Tuesday, June 28, 2011

The Disease of Mission

I'm on a mission trip this week. My church has several youth and adults serving in Washington DC. We've done work with the homeless, people trying to kick addictions, and with victims of domestic violence. We've worked with numerous faith-based and not-for-profit agencies. We've been sent out to do mission work on behalf of our congregation...and it's diseased.

We've visited with pastors and ministry leaders. They've talked about how big the plight of addiction, homelessness, and poverty is, and how it's systemic and a cycle. We may very well think that our labor is in vain; and to some extent, it is. We're not dealing with the system to end this. We may serve a meal, clean a chapel, hand out toiletries, glean fresh vegetables, or more - but those things are Band-Aids on a much larger problem. Our actions reduce poverty, or homelessness (temporarily), but they don't eliminate it.

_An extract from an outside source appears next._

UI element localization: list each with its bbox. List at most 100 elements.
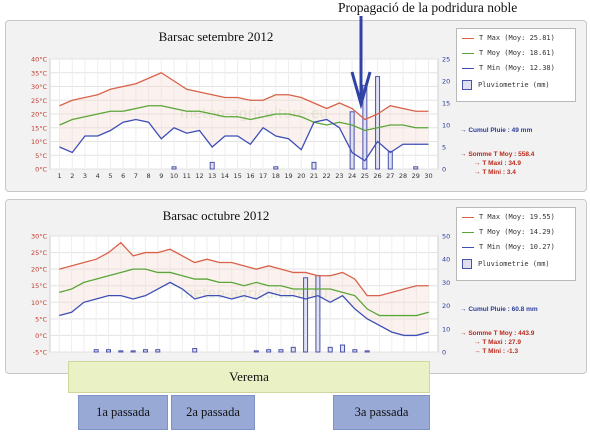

I've been thinking a lot about the disease of mission this week in terms of our understanding of mission. A church sends out a team to do mission work. The team goes, does the work, and comes back home - and very little changes. Let me offer some examples of what I mean.

1) We helped prepare and serve a meal for about 20 people earlier this week. They were waiting outside the building (and so were we). We went in and did our work, but also spent time talking with the people. We heard lots of stories about their lives. I'm certain for many, that might have been their only meal of the day. People are walking around hungry - two meals, one meal, or none at all. And, shortly after we finished serving breakfast and were in the middle of our work at the next place, people in our group were already complaining of hunger. Seeing and hearing the plight of hunger does not make us change our eating habits.

2) We helped with a shower ministry at our home church this morning (and will do so again later in the week). People came into the church with varieties of things - garbage bags to small suitcases, to purses, to the clothes they wore. We handed out toiletries for them to shower, and for those that needed it, a new pair of underwear or socks. Some walked away with two pairs of socks - the ones they wore into the church, and the new pair they wore out of the church. Yet, people were shopping in souvenir stores the past couple of days, wanting to buy another t-shirt or sweatshirt for an already overabundant collection of clothing. I looked at the new pair of shorts I bought to bring on the trip, and felt ashamed that I had so much, and gave so little.

The disease of mission is that we think it's a one-time thing. We go out and we do it, and then we're done with mission until the next time we are scheduled to feed people at the local mission, or the next opportunity to travel for mission comes up. We say that mission and our interactions with people changes lives, but it doesn't produce lasting change. It doesn't change the system of our hearts. It simply allows us to think we've been following Wesley's General Rules - to do no harm, to do good, and to stay in love with God. But, if we truly follow Wesley's rules, we can't just do mission work once a month or a week out of the year. Wesley's rules are intended to change the systemic cycle of our spiritual, physical, emotional, and relational lives. And so, mission cannot be a destination or a date, but it must become part of the fabric of our lifestyle. We must, in the words of Mahatma Ghandi, "be the change you want to see."

1 comment:

Dr. Sarah said...

Amen! You are right, that while what you do is so little, and it doesn't change the systemic issues, it does change hearts, and what you do DOES have an impact on the people you encounter- God DOES have a plan for it. The condition of one's heart is changed, for some enormously, for some very little, but for each person that is different. If one feels guilt, that is the result of one's own experience. I believe that God intends to change our hearts through mission, not to condemn us to guilt and being ashamed of things. I believe one way to recognize this is to be grateful for the things we have and to commit to an outward expression of mission rather than just an inward attempt to try to be more righteous than our neighbor.

The mission opportunities you are providing for your youth will be invaluable for them as they get older. They will remember them forever. You may not think so- but they are in a different place now. They think differently, live differently and work differently. God's plan is perfect. You just keep doing what you're doing. . .it is good.